Chlorophyll a is the green pigment found in photosynthetic algae. Measuring chlorophyll a is one way to estimate the amount of algal biomass present in lake water. The chlorophyll a dashboard was created by calculating annual average chlorophyll a concentrations measured in the surface water of the 6 long-term monitoring stations. Historical data collected by the US EPA (Freedman et al. 1979) are included as a reference point for historical conditions.

Current Status (2013)

Chl dashboard

Chlorophyll a Concentration, μg/L

The current status for the chlorophyll a indicator is Desirable, meaning that the average chlorophyll a concentration in 2013 was lower (i.e., better) than the water quality goal.

Historical Status (1972, 2003-2013)

Chl dashboard

 

Data sources: Freedman et al. (1979); Muskegon Lake Long-term Monitoring Program, Steinman et al. (2008) and A. Steinman/M. Ogdahl (unpublished data)
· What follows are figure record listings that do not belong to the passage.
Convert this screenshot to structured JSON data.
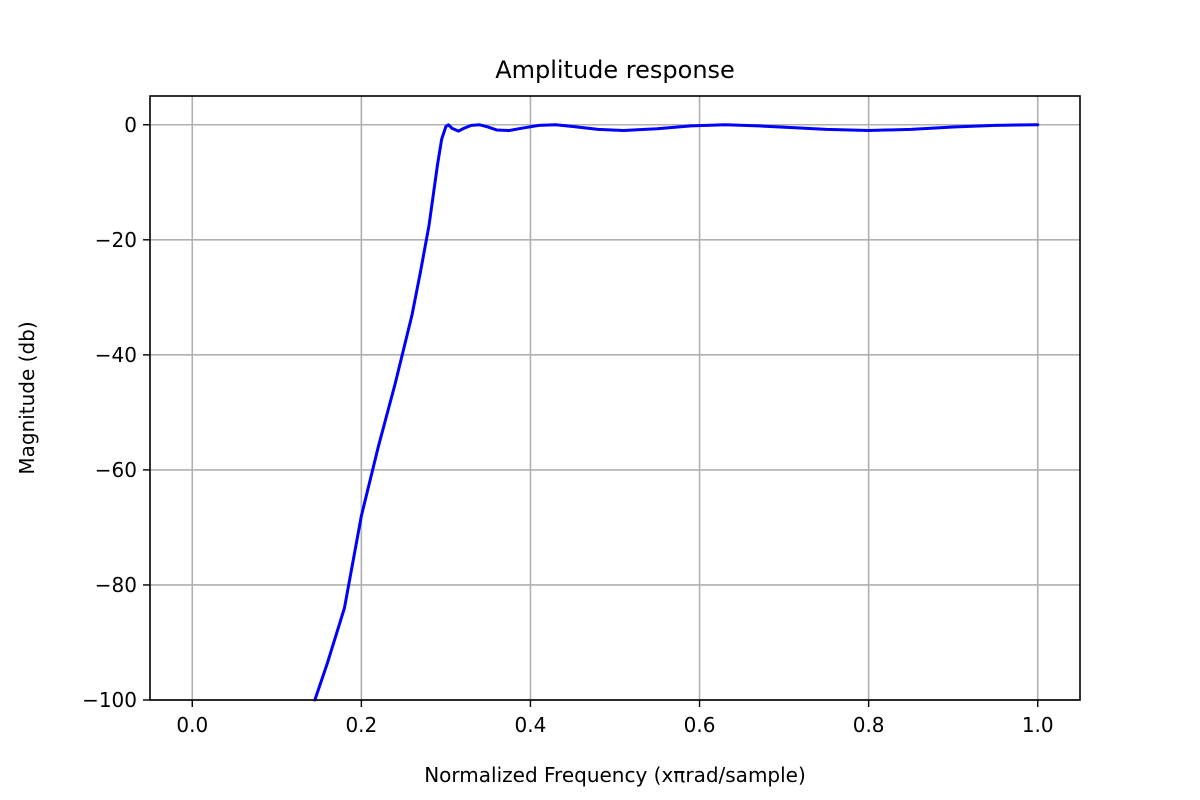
{
  "chart_data": {
    "type": "line",
    "title": "Amplitude response",
    "xlabel": "Normalized Frequency (xπrad/sample)",
    "ylabel": "Magnitude (db)",
    "xlim": [
      -0.05,
      1.05
    ],
    "ylim": [
      -100,
      5
    ],
    "xticks": [
      0.0,
      0.2,
      0.4,
      0.6,
      0.8,
      1.0
    ],
    "xtick_labels": [
      "0.0",
      "0.2",
      "0.4",
      "0.6",
      "0.8",
      "1.0"
    ],
    "yticks": [
      0,
      -20,
      -40,
      -60,
      -80,
      -100
    ],
    "ytick_labels": [
      "0",
      "−20",
      "−40",
      "−60",
      "−80",
      "−100"
    ],
    "grid": true,
    "line_color": "#0000ff",
    "series": [
      {
        "x": [
          0.145,
          0.16,
          0.18,
          0.2,
          0.22,
          0.24,
          0.25,
          0.26,
          0.27,
          0.28,
          0.29,
          0.295,
          0.3,
          0.303,
          0.307,
          0.315,
          0.32,
          0.33,
          0.34,
          0.35,
          0.36,
          0.375,
          0.39,
          0.41,
          0.43,
          0.45,
          0.48,
          0.51,
          0.55,
          0.59,
          0.63,
          0.67,
          0.71,
          0.75,
          0.8,
          0.85,
          0.9,
          0.95,
          1.0
        ],
        "y": [
          -100.0,
          -93.5,
          -84.0,
          -68.0,
          -56.0,
          -45.0,
          -39.0,
          -33.0,
          -25.5,
          -17.5,
          -7.0,
          -2.5,
          -0.3,
          0.0,
          -0.6,
          -1.1,
          -0.7,
          -0.1,
          0.0,
          -0.4,
          -0.9,
          -1.0,
          -0.6,
          -0.1,
          0.0,
          -0.3,
          -0.8,
          -1.0,
          -0.7,
          -0.2,
          0.0,
          -0.2,
          -0.5,
          -0.8,
          -1.0,
          -0.8,
          -0.4,
          -0.1,
          0.0
        ]
      }
    ]
  }
}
Secchi Disk Depth (Water Clarity)

Secchi disk depth is an estimate of water clarity, measured using a standard black and white disk. Low water clarity can be the result of algal biomass or suspended particulate matter. The Secchi depth dashboard was created by calculating annual average Secchi depths measured at the 6 long-term monitoring stations. Historical data collected by the US EPA (Freedman et al. 1979) are included as a reference point for historical conditions.

Current Status (2013)

Secchi dashboard

Secchi Depth (Water Clarity), m

The current status for the Secchi depth indicator is Meeting Goal, meaning that the average Secchi depth in 2013 met the water quality goal.

Historical Status (1972, 2003-2013)

Secchi dashboard

 

Data sources: Freedman et al. (1979); Muskegon Lake Long-term Monitoring Program, Steinman et al. (2008) and A. Steinman/M. Ogdahl (unpublished data)

Dissolved Oxygen

Well-oxygenated water is critical to the healthy functioning of lake ecosystems, including sustaining populations of fish and bottom-dwelling organisms, such as insects, worms, mollusks, and snails. In overly-productive (i.e., eutrophic) lakes, dissolved oxygen (DO) can become depleted in the bottom waters, particularly during summer months. The DO dashboard was created by calculating the percentage of time during the annual monitoring period (May-October) that the daily average DO was less than 2 mg/L in the bottom waters at the Muskegon Lake Observatory buoy.

Current Status (2013)

DO dashboard

Low Dissolved Oxygen (<2 mg/L): Bottom Waters, % Monitoring Period (May-October)

The current status for the dissolved oxygen indicator is Meeting Goal, meaning that the percentage of days with low DO in 2013 met the water quality goal.

 

Historical Status (1972, 2003-2013)

DO dashboard

 

Data source: Muskegon Lake Observatory, B. Biddanda (unpublished data)


References

Freedman, P., R. Canale, and M. Auer. 1979. The impact of wastewater diversion spray irrigation on water quality in Muskegon County lakes. U.S. Environmental Protection Agency, Washington, D.C. EPA 905/979006-A.

Steinman, A.D., M. Ogdahl, R. Rediske, C.R. Ruetz III, B.A. Biddanda, and L. Nemeth. 2008. Current status and trends in Muskegon Lake, Michigan. Journal of Great Lakes Research 34: 169-188.